The Task 5 custom design, the basic RGB extension, and the Laws / Gabor
extensions each live in their own .cpp driver
(Task5_CustomDesign.cpp,
BasicExtension.cpp,
LawsFilterExtension.cpp,
GaborFilterExtension.cpp)
and can be built by swapping SRC in the Makefile.
main.cpp // interactive CLI: prompts for task, query, N, bins
|__ myfunctions.hpp // feature + distance interface
|__ myfunctions.cpp
|-- Sobel X / Y / magnitude (hand-rolled separable kernels)
|-- 9x9 patch extraction -> sumSquaredDiff
|-- 2D rg-chromaticity hist -> histogramIntersection2D
|-- 3D RGB histogram (n bins) -> histogramIntersection3D
|-- splitImage(top / bottom) -> multiHistogramMatching3D
|__ readFiles() // walks dir, ranks all images
readFiles() opens the dataset directory with opendir(), filters for
.jpg / .png / .ppm / .tif, computes the feature vector for every image,
ranks all images by distance to the query, and renders the top N in OpenCV
windows. Everything happens in a single process: no pre-built index, no
on-disk feature cache. On the 1,107-image Olympus dataset this finishes in a
few seconds per query on a laptop.
| Feature | Vector size (8 bins) | Captures |
|---|---|---|
| 9x9 center patch | 243 ints | Raw local color, ignores everything else |
| 2D rg-chromaticity | 256 floats | Hue-ish info, illumination-invariant-ish |
| 3D RGB (whole image) | 512 floats | Color distribution, no spatial layout |
| 3D RGB (top + bottom halves) | 1,024 floats | Coarse spatial layout |
| 3D RGB + gradient-magnitude hist | 1,024 floats | Color + texture energy |
| 3D RGB + Laws R5L5 hist | 1,024 floats | Color + oriented texture (ripples x edges) |
R5 is the "ripple" 1D kernel, L5 is the "level" kernel. The outer product R5 x L5 gives a 5x5 separable filter that fires on ripple texture (think: reflected ripples on a glossy floor, bricks). Convolving with R5L5 and then taking the 3D RGB histogram of the response acts like a learned texture-aware fingerprint at zero training cost. Per-query weighting (0.3 original / 0.7 Laws response) made the L5E5 extension visibly better at chalk-on-pavement and arrow markings than color-only retrieval.
- C++17 with OpenCV 4 (
opencv4via pkg-config) dirent.hfor directory walking- Hand-rolled Sobel X / Y and magnitude (no
cv::Sobel), to keep the pixel-level intuition honest - Build: GNU Make (single-file targets per extension)
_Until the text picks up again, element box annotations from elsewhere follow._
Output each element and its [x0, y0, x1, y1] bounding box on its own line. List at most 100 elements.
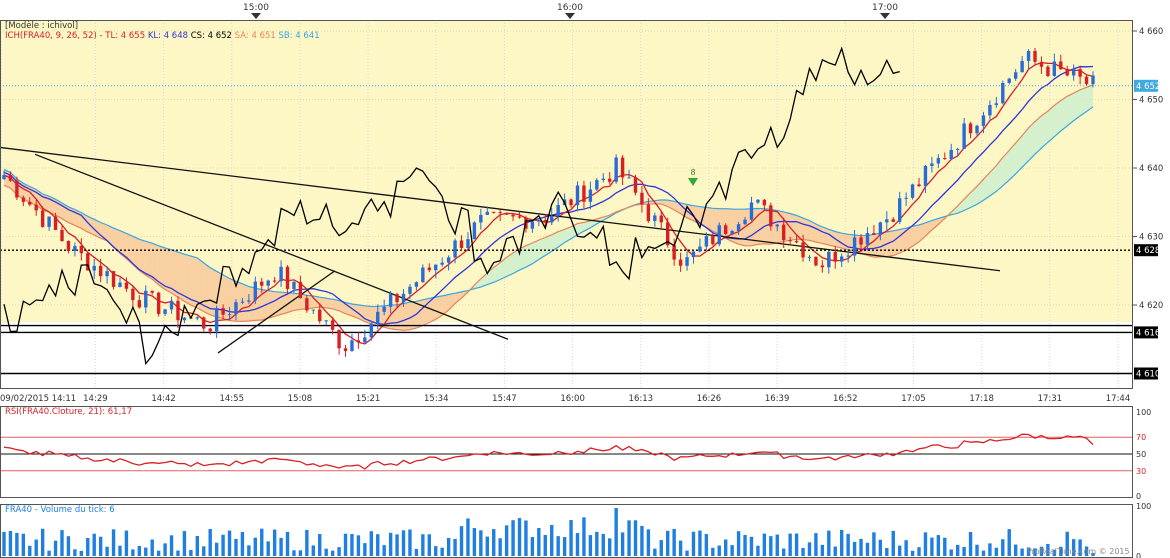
candle-body	[1046, 66, 1050, 76]
candle-body	[595, 180, 599, 190]
candle-body	[1033, 50, 1037, 62]
candle-body	[208, 328, 212, 332]
volume-bar	[504, 525, 509, 556]
candle-body	[330, 320, 335, 330]
candle-body	[388, 294, 393, 307]
volume-bar	[53, 540, 58, 556]
candle-body	[923, 165, 928, 187]
x-tick-label: 16:52	[833, 394, 858, 404]
volume-bar	[298, 550, 303, 556]
candle-body	[466, 239, 470, 249]
candle-body	[897, 198, 902, 222]
candle-body	[801, 242, 805, 258]
cloud-segment	[873, 233, 881, 258]
volume-bar	[260, 528, 264, 556]
price-badge-label: 4 616	[1136, 328, 1160, 338]
volume-bar	[60, 530, 64, 556]
top-time-scale: 15:00 16:00 17:00	[243, 3, 898, 19]
volume-bar	[936, 535, 941, 556]
volume-bar	[40, 528, 45, 556]
volume-bar	[150, 539, 154, 556]
volume-bar	[440, 547, 444, 556]
candle-body	[550, 216, 554, 223]
volume-bar	[846, 533, 850, 556]
volume-bar	[762, 533, 767, 556]
volume-bar	[350, 534, 354, 556]
candle-body	[60, 229, 64, 242]
candle-body	[769, 205, 773, 227]
candle-body	[517, 216, 522, 218]
candle-body	[485, 211, 489, 215]
candle-body	[659, 215, 663, 223]
cloud-segment	[803, 218, 810, 241]
candle-body	[814, 256, 818, 266]
volume-bar	[137, 546, 142, 556]
volume-bar	[724, 539, 728, 556]
candle-body	[311, 309, 316, 311]
volume-bar	[736, 531, 741, 556]
candle-body	[453, 240, 457, 258]
volume-bar	[92, 533, 96, 556]
volume-bar	[324, 548, 328, 556]
candle-body	[885, 219, 889, 223]
volume-bar	[202, 546, 206, 556]
candle-body	[962, 123, 966, 149]
volume-bar	[646, 529, 651, 556]
chart-canvas: 1007050300 1000 15:00 16:00 17:00 09/02/…	[0, 3, 1163, 558]
volume-bar	[208, 528, 212, 556]
candle-body	[756, 199, 760, 203]
price-badge-label: 4 610	[1136, 370, 1160, 380]
chevron-down-icon[interactable]	[565, 13, 575, 19]
price-tick-label: 4 620	[1139, 301, 1163, 311]
volume-bar	[891, 530, 895, 556]
candle-body	[904, 197, 908, 199]
candle-body	[73, 246, 77, 251]
candle-body	[21, 197, 26, 202]
volume-bar	[530, 536, 535, 556]
candle-body	[421, 267, 425, 283]
volume-bar	[305, 529, 309, 556]
volume-bar	[769, 536, 773, 556]
volume-bar	[711, 547, 715, 556]
volume-bar	[781, 548, 786, 556]
senkou-b-value: SB: 4 641	[278, 31, 320, 41]
candle-body	[646, 204, 651, 222]
volume-bar	[434, 546, 438, 556]
volume-bar	[388, 532, 393, 556]
price-tick-label: 4 660	[1139, 27, 1163, 37]
x-tick-label: 09/02/2015 14:11	[0, 394, 76, 404]
kijun-value: KL: 4 648	[147, 31, 189, 41]
volume-bar	[1001, 539, 1005, 556]
candle-body	[678, 259, 683, 266]
candle-body	[1091, 75, 1095, 85]
chikou-value: CS: 4 652	[190, 31, 232, 41]
volume-bar	[981, 550, 986, 556]
volume-bar	[556, 536, 560, 556]
rsi-axis-label: 100	[1136, 408, 1151, 417]
candle-body	[234, 302, 238, 315]
chevron-down-icon[interactable]	[880, 13, 890, 19]
volume-bar	[885, 547, 889, 556]
volume-bar	[330, 550, 335, 556]
candle-body	[498, 212, 502, 214]
volume-bar	[285, 531, 290, 556]
volume-bar	[156, 550, 161, 556]
candle-body	[936, 158, 941, 164]
volume-bar	[569, 520, 573, 556]
volume-bar	[975, 544, 979, 556]
volume-bar	[47, 550, 51, 556]
volume-bar	[421, 534, 425, 556]
cloud-segment	[525, 242, 533, 268]
chevron-down-icon[interactable]	[251, 13, 261, 19]
candle-body	[92, 265, 96, 271]
candle-body	[872, 233, 876, 236]
volume-bar	[427, 534, 431, 556]
candle-body	[988, 105, 992, 116]
candle-body	[762, 199, 767, 206]
candle-body	[350, 340, 354, 352]
volume-bar	[608, 538, 612, 556]
volume-axis-label: 100	[1136, 502, 1151, 511]
candle-body	[305, 298, 309, 311]
cloud-segment	[790, 213, 797, 241]
candle-body	[955, 148, 960, 150]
The full set of result grids and per-task commentary is in
CBIR Project Report.pdf. The short version
of what I learned:
- Color alone is brittle. Task 2 (rg-chromaticity, 16 bins) ranks a sky photo above a building photo for a building query, because they share blue. Task 4 (color + gradient magnitude) fixes this by giving brick walls a distinct texture signature.
- Spatial layout matters more than I expected. Task 3's top/bottom split reliably retrieves photos with the same sky/ground composition. Whole-image histograms cannot.
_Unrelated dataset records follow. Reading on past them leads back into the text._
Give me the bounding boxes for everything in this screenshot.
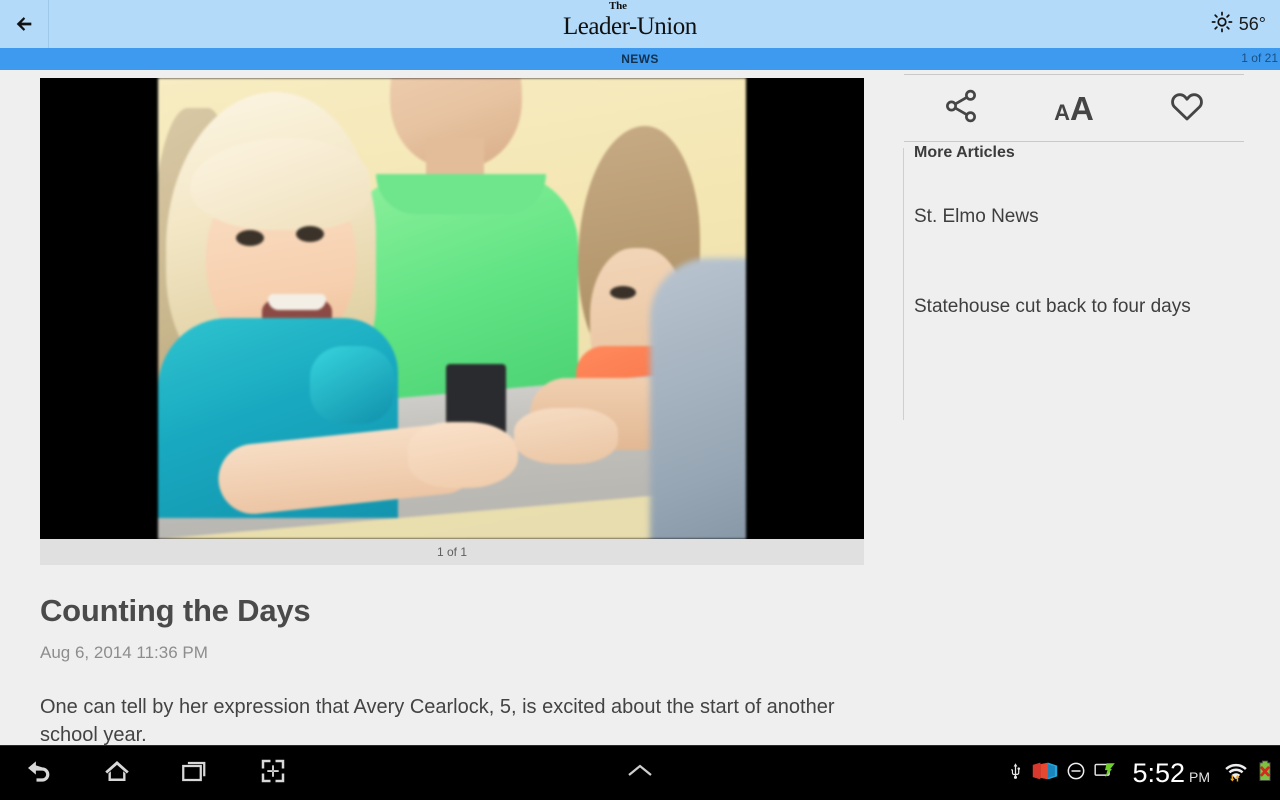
back-icon [24, 756, 54, 791]
recent-apps-icon [180, 756, 210, 791]
app-bar: The Leader-Union 56° [0, 0, 1280, 48]
article-column: 1 of 1 Counting the Days Aug 6, 2014 11:… [0, 70, 896, 746]
more-article-item-1[interactable]: St. Elmo News [914, 206, 1280, 228]
home-icon [102, 756, 132, 791]
sun-icon [1211, 11, 1233, 38]
sidebar: AA More Articles St. Elmo News Statehous… [896, 70, 1280, 745]
more-articles-title: More Articles [914, 144, 1015, 161]
nav-screenshot-button[interactable] [234, 746, 312, 800]
battery-error-icon [1256, 760, 1274, 787]
logo-name: Leader-Union [563, 12, 697, 40]
nav-home-button[interactable] [78, 746, 156, 800]
text-size-icon: AA [1054, 92, 1094, 125]
screen-cast-icon [1094, 762, 1116, 785]
more-article-item-2[interactable]: Statehouse cut back to four days [914, 296, 1280, 318]
do-not-disturb-icon [1066, 761, 1086, 786]
nav-expand-button[interactable] [623, 746, 657, 800]
app-root: The Leader-Union 56° NEWS 1 of 21 1 of 1… [0, 0, 1280, 800]
text-size-big-a: A [1070, 89, 1094, 127]
wifi-icon [1224, 760, 1248, 787]
status-clock: 5:52 PM [1132, 758, 1210, 789]
status-bar[interactable]: 5:52 PM [1007, 746, 1274, 800]
section-bar: NEWS 1 of 21 [0, 48, 1280, 70]
content-area: 1 of 1 Counting the Days Aug 6, 2014 11:… [0, 70, 1280, 746]
back-button[interactable] [0, 0, 48, 48]
weather-widget[interactable]: 56° [1211, 11, 1280, 38]
nav-buttons [0, 746, 312, 800]
action-toolbar: AA [904, 74, 1244, 142]
temperature-label: 56° [1238, 13, 1266, 34]
article-date: Aug 6, 2014 11:36 PM [40, 643, 208, 662]
photo-counter: 1 of 1 [40, 539, 864, 565]
screenshot-icon [258, 756, 288, 791]
chevron-up-icon [623, 759, 657, 788]
article-photo [158, 78, 746, 539]
system-nav-bar: 5:52 PM [0, 745, 1280, 800]
clock-ampm: PM [1189, 769, 1210, 785]
article-body: One can tell by her expression that Aver… [40, 696, 835, 747]
more-articles-section: More Articles St. Elmo News Statehouse c… [896, 144, 1280, 420]
more-articles-rail [903, 148, 904, 420]
nav-recent-apps-button[interactable] [156, 746, 234, 800]
section-label[interactable]: NEWS [621, 52, 659, 66]
nav-back-button[interactable] [0, 746, 78, 800]
article-title: Counting the Days [40, 593, 311, 628]
photo-counter-label: 1 of 1 [436, 545, 468, 559]
media-icon [1032, 762, 1058, 785]
clock-time: 5:52 [1132, 758, 1185, 788]
logo-the: The [609, 0, 627, 12]
article-counter: 1 of 21 [1241, 51, 1278, 65]
usb-icon [1007, 761, 1024, 786]
share-icon [942, 87, 980, 130]
heart-icon [1168, 87, 1206, 130]
favorite-button[interactable] [1147, 78, 1227, 138]
arrow-left-icon [13, 13, 35, 35]
text-size-small-a: A [1054, 99, 1070, 125]
masthead-logo[interactable]: The Leader-Union [49, 0, 1211, 48]
text-size-button[interactable]: AA [1034, 78, 1114, 138]
share-button[interactable] [921, 78, 1001, 138]
article-photo-frame[interactable] [40, 78, 864, 539]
- Histogram intersection beats SSD for histograms. Intersection rewards shared mass; SSD penalizes shape differences that the eye does not care about.
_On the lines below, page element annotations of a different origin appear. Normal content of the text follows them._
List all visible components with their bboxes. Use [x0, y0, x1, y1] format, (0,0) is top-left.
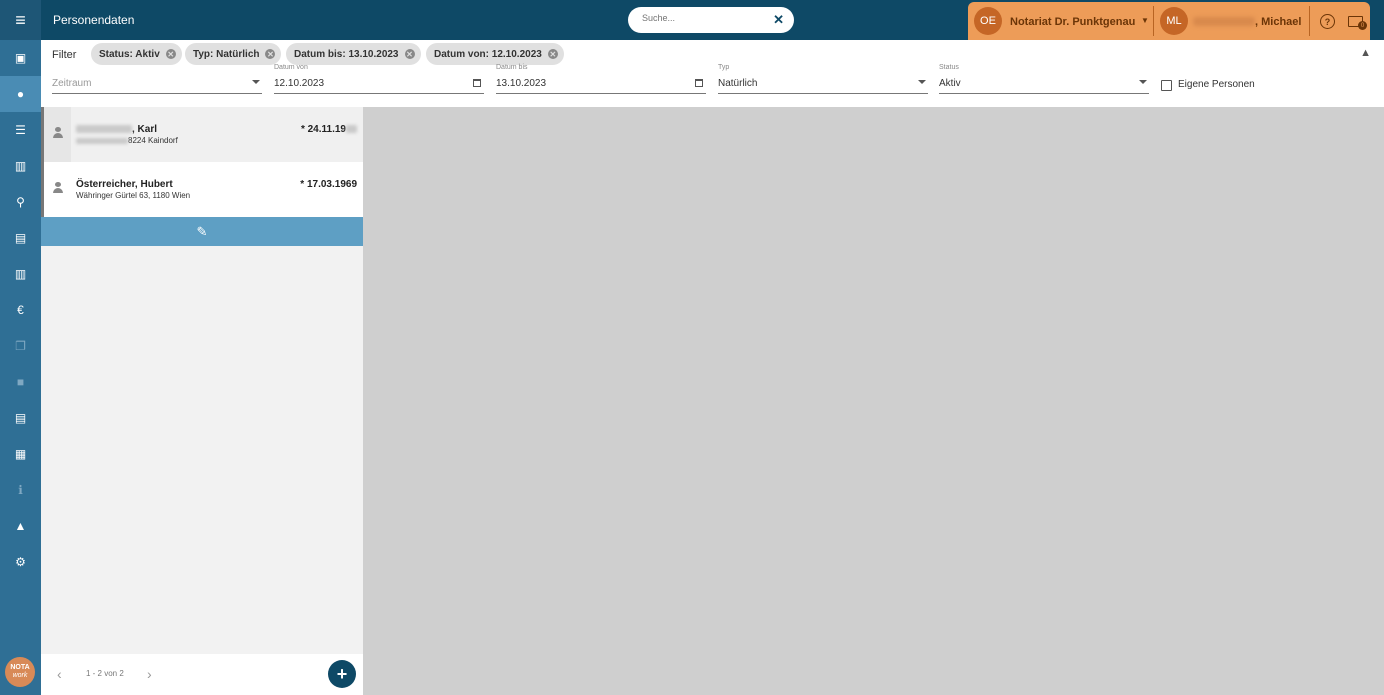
search-box[interactable]: ✕: [628, 7, 794, 33]
dropdown-caret-icon: [918, 80, 926, 84]
calendar-icon[interactable]: [473, 79, 481, 87]
list-item[interactable]: Österreicher, Hubert Währinger Gürtel 63…: [41, 162, 363, 217]
datum-von-field[interactable]: Datum von 12.10.2023: [274, 64, 484, 94]
detail-pane: [363, 107, 1384, 695]
help-icon[interactable]: ?: [1320, 14, 1335, 29]
filter-chip-datum-von[interactable]: Datum von: 12.10.2023 ✕: [426, 43, 564, 65]
logo-text: NOTA: [10, 664, 30, 671]
list-item[interactable]: , Karl 8224 Kaindorf * 24.11.19: [41, 107, 363, 162]
notawork-logo: NOTA work: [5, 657, 35, 687]
redacted-text: [346, 125, 357, 134]
mail-count-badge: 0: [1358, 21, 1367, 30]
field-value: Aktiv: [939, 78, 961, 89]
person-address: Währinger Gürtel 63, 1180 Wien: [76, 191, 191, 200]
chevron-right-icon[interactable]: ›: [147, 666, 152, 682]
field-label: Status: [939, 64, 959, 71]
filter-chip-datum-bis[interactable]: Datum bis: 13.10.2023 ✕: [286, 43, 421, 65]
datum-bis-field[interactable]: Datum bis 13.10.2023: [496, 64, 706, 94]
zeitraum-select[interactable]: Zeitraum: [52, 64, 262, 94]
calendar-icon[interactable]: [695, 79, 703, 87]
calendar-check-icon[interactable]: ▣: [0, 40, 41, 76]
field-value: Natürlich: [718, 78, 758, 89]
divider: [1309, 6, 1310, 36]
close-icon[interactable]: ✕: [773, 12, 784, 28]
org-selector[interactable]: Notariat Dr. Punktgenau: [1010, 16, 1135, 28]
divider: [1153, 6, 1154, 36]
add-person-button[interactable]: +: [328, 660, 356, 688]
person-name: , Karl: [76, 124, 157, 135]
person-icon: [53, 182, 63, 193]
app-header: Personendaten ✕ OE Notariat Dr. Punktgen…: [41, 0, 1384, 40]
field-label: Datum von: [274, 64, 308, 71]
sidebar: ≡ ▣ ● ☰ ▥ ⚲ ▤ ▥ € ❐ ■ ▤ ▦ ℹ ▲ ⚙ NOTA work: [0, 0, 41, 695]
logo-subtext: work: [12, 672, 28, 679]
eigene-personen-label[interactable]: Eigene Personen: [1178, 79, 1255, 90]
chip-label: Datum von: 12.10.2023: [434, 48, 542, 60]
person-name: Österreicher, Hubert: [76, 179, 173, 190]
close-icon[interactable]: ✕: [165, 49, 176, 59]
typ-select[interactable]: Typ Natürlich: [718, 64, 928, 94]
filter-chip-status[interactable]: Status: Aktiv ✕: [91, 43, 182, 65]
square-icon[interactable]: ■: [0, 364, 41, 400]
bank-icon[interactable]: ▥: [0, 256, 41, 292]
redacted-text: [76, 125, 132, 134]
chevron-up-icon[interactable]: ▲: [1360, 47, 1371, 59]
zeitraum-placeholder: Zeitraum: [52, 78, 92, 89]
chip-label: Datum bis: 13.10.2023: [294, 48, 399, 60]
field-value: 12.10.2023: [274, 78, 325, 89]
hamburger-menu-icon[interactable]: ≡: [0, 0, 41, 40]
status-select[interactable]: Status Aktiv: [939, 64, 1149, 94]
books-icon[interactable]: ▥: [0, 148, 41, 184]
field-value: 13.10.2023: [496, 78, 547, 89]
close-icon[interactable]: ✕: [547, 49, 558, 59]
user-name[interactable]: , Michael: [1255, 16, 1301, 28]
dropdown-caret-icon: [252, 80, 260, 84]
file-icon[interactable]: ▤: [0, 400, 41, 436]
person-address-text: 8224 Kaindorf: [128, 136, 178, 145]
chart-icon[interactable]: ▲: [0, 508, 41, 544]
field-label: Typ: [718, 64, 730, 71]
filter-label: Filter: [52, 49, 77, 61]
search-input[interactable]: [642, 13, 762, 23]
person-icon[interactable]: ●: [0, 76, 41, 112]
filter-bar: Filter Status: Aktiv ✕ Typ: Natürlich ✕ Da…: [41, 40, 1384, 107]
person-icon: [53, 127, 63, 138]
info-icon[interactable]: ℹ: [0, 472, 41, 508]
page-info: 1 - 2 von 2: [86, 669, 124, 678]
chip-label: Status: Aktiv: [99, 48, 160, 60]
edit-button[interactable]: ✎: [41, 217, 363, 246]
page-title: Personendaten: [53, 13, 135, 27]
pagination: ‹ 1 - 2 von 2 › +: [41, 654, 363, 695]
close-icon[interactable]: ✕: [265, 49, 276, 59]
euro-icon[interactable]: €: [0, 292, 41, 328]
chip-label: Typ: Natürlich: [193, 48, 260, 60]
list-icon[interactable]: ☰: [0, 112, 41, 148]
birthdate-text: * 24.11.19: [300, 124, 346, 135]
eigene-personen-checkbox[interactable]: [1161, 80, 1172, 91]
redacted-text: [1193, 17, 1255, 26]
filter-chip-typ[interactable]: Typ: Natürlich ✕: [185, 43, 282, 65]
org-avatar[interactable]: OE: [974, 7, 1002, 35]
newspaper-icon[interactable]: ▦: [0, 436, 41, 472]
person-name-text: , Karl: [132, 124, 158, 135]
person-list: , Karl 8224 Kaindorf * 24.11.19 Österrei…: [41, 107, 363, 695]
document-icon[interactable]: ▤: [0, 220, 41, 256]
user-avatar[interactable]: ML: [1160, 7, 1188, 35]
pencil-icon: ✎: [196, 223, 208, 239]
settings-icon[interactable]: ⚙: [0, 544, 41, 580]
field-label: Datum bis: [496, 64, 528, 71]
person-birthdate: * 17.03.1969: [300, 179, 357, 190]
person-birthdate: * 24.11.19: [301, 124, 357, 135]
dropdown-caret-icon: [1139, 80, 1147, 84]
seal-icon[interactable]: ⚲: [0, 184, 41, 220]
person-address: 8224 Kaindorf: [76, 136, 178, 145]
redacted-text: [76, 137, 128, 144]
user-area: OE Notariat Dr. Punktgenau ▼ ML , Michae…: [968, 2, 1370, 40]
copy-icon[interactable]: ❐: [0, 328, 41, 364]
chevron-left-icon[interactable]: ‹: [57, 666, 62, 682]
chevron-down-icon[interactable]: ▼: [1141, 16, 1149, 25]
close-icon[interactable]: ✕: [404, 49, 415, 59]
- Reducing RGB bin count from 16 to 8 was net-positive for retrieval precision on this dataset: fewer bins, more shared mass, less overfitting to exact shades.
- Laws R5L5 was the most interesting single change. It caught the ripple-on-wood-floor query in a way no color or gradient feature did.
The Project Files/olympus/ directory is the 1,107-image Olympus dataset
provided with the course. Credits to the original photographers are in
Project Files/olympus/credits.txt.
Images are kept in-repo so the retrieval results are exactly reproducible.
This makes the repo about 80 MB on disk; if you only want the code, you can
delete that directory and point ./main at any directory of images.
Built under Professor Bruce Maxwell (CS 5330, Northeastern, Spring 2023). Thanks to classmates Sumegha, Ravina, and Husain for brainstorming on the texture-feature experiments.